Ukrainian governor: Russian strikes kill at least 6 in Lviv


(AP) — Russian missiles hit the city of Lviv in western Ukraine on Monday, killing at least six people, Ukrainian officials said, as Moscow’s troops stepped up strikes on infrastructure in preparation for an all-out assault on the east.

Plumes of thick, black smoke rose over the city after a series of explosions shattered windows and started fires. Lviv and the rest of western Ukraine have seen only sporadic strikes during almost two months of war and have become a relative refuge for people from parts of the country where fighting has been more intense.

Ukrainian President Volodymyr Zelenskyy, meanwhile, vowed to “fight absolutely to the end” in strategically vital Mariupol, where the last known pocket of resistance in a seven-week siege was holed up in a sprawling steel plant laced with tunnels. Russia has repeatedly urged forces there to lay down their arms, but those remaining ignored a surrender-or-die ultimatum on Sunday.Lviv’s regional governor, Maksym Kozytskyy, said six people were killed and another eight, including a child, were wounded by four Russian missile strikes. He said three hit military infrastructure facilities and one struck a tire shop. He said emergency teams were battling fires caused by the strikes.

A hotel sheltering Ukrainians who had fled fighting further east was among the buildings badly damaged in overnight missile strikes, according to Lviv Mayor Andriy Sadovyi, who put the toll at six dead and 11 wounded.

“The nightmare of war has caught up with us even in Lviv,” said Lyudmila Turchak, 47, who fled with two children from the eastern city Kharkiv. “There is no longer anywhere in Ukraine where we can feel safe.”
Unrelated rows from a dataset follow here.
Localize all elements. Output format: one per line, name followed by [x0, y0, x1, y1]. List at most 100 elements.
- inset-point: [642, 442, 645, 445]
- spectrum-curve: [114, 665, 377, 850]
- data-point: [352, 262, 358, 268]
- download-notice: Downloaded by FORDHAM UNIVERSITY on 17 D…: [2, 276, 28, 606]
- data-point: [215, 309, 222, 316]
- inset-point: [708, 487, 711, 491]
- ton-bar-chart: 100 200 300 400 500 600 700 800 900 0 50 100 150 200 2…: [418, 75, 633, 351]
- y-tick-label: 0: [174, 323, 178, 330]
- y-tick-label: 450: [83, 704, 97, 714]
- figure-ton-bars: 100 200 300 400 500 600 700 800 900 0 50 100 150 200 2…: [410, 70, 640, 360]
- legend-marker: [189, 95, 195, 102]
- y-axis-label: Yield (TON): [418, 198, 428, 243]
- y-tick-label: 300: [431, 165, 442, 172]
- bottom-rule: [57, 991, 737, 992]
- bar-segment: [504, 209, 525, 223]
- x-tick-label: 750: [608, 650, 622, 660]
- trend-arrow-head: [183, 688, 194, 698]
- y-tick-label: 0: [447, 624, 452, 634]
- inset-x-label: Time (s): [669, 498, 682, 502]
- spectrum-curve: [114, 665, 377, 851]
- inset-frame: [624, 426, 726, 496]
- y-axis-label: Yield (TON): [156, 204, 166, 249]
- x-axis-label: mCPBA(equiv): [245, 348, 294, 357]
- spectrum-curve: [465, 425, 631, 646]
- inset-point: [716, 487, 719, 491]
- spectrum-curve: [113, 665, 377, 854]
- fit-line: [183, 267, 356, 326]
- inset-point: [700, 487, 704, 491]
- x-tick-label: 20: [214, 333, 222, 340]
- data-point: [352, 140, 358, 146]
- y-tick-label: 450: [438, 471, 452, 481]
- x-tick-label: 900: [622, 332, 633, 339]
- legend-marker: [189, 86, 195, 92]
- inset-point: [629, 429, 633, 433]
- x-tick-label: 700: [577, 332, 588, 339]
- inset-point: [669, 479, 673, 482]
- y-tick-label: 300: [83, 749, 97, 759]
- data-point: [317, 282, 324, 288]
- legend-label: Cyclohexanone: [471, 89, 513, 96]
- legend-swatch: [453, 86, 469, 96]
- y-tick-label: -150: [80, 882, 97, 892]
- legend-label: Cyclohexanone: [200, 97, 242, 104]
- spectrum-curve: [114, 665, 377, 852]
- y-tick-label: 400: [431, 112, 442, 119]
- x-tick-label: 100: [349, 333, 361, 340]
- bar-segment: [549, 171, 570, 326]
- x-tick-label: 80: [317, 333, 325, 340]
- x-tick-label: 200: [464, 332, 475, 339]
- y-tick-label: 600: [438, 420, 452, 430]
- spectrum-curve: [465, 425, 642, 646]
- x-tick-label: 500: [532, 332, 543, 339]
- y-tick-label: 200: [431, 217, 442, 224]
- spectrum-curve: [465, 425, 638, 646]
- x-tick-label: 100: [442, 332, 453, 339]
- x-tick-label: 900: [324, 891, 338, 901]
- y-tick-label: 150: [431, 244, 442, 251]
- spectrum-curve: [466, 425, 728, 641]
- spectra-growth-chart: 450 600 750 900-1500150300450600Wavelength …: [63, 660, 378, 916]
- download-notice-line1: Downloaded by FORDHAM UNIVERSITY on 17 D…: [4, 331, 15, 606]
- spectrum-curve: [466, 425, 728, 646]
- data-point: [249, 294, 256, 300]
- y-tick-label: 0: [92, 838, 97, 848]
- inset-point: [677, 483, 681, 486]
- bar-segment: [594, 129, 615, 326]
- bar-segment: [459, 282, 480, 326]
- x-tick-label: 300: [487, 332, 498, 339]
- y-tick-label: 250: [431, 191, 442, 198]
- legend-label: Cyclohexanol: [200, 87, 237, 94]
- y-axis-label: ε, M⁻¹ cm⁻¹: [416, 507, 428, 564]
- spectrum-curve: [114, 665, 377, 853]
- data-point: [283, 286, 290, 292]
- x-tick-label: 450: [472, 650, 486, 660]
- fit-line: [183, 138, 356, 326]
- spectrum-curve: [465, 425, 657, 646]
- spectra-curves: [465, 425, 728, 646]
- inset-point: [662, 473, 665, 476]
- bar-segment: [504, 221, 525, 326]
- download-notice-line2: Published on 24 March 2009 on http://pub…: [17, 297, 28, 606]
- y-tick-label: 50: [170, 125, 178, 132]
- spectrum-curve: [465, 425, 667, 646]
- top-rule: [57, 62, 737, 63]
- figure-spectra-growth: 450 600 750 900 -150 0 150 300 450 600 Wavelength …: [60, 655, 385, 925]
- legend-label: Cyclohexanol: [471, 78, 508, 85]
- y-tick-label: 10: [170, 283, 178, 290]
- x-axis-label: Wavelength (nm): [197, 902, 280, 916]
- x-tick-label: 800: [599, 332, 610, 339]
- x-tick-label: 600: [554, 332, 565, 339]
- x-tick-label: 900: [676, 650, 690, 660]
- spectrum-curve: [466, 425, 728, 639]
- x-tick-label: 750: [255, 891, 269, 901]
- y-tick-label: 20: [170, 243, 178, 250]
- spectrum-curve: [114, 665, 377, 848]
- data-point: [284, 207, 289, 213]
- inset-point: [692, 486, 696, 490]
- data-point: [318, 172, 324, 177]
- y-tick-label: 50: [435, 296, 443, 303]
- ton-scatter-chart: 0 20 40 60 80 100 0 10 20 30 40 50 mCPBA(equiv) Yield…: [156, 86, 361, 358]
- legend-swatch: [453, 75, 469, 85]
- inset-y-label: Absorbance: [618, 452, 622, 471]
Military analysts say Russia is increasing its strikes on weapons factories, railways and other infrastructure targets across Ukraine to wear down the country’s ability to resist a major ground offensive in the Donbas, Ukraine’s mostly Russian-speaking eastern industrial heartland.The Russian military said missiles struck more than 20 military targets across Ukraine overnight — including ammunition depots, command headquarters and groups of troops and vehicles. Meanwhile, it said artillery hit another 315 Ukrainian targets, and warplanes conducted 108 strikes on Ukrainian troops and military equipment. The claims couldn’t be independently verified.

Gen. Richard Dannatt, a former head of the British Army, told Sky News the strikes were part of a “softening-up” campaign by Russia ahead of a planned ground offensive in the Donbas.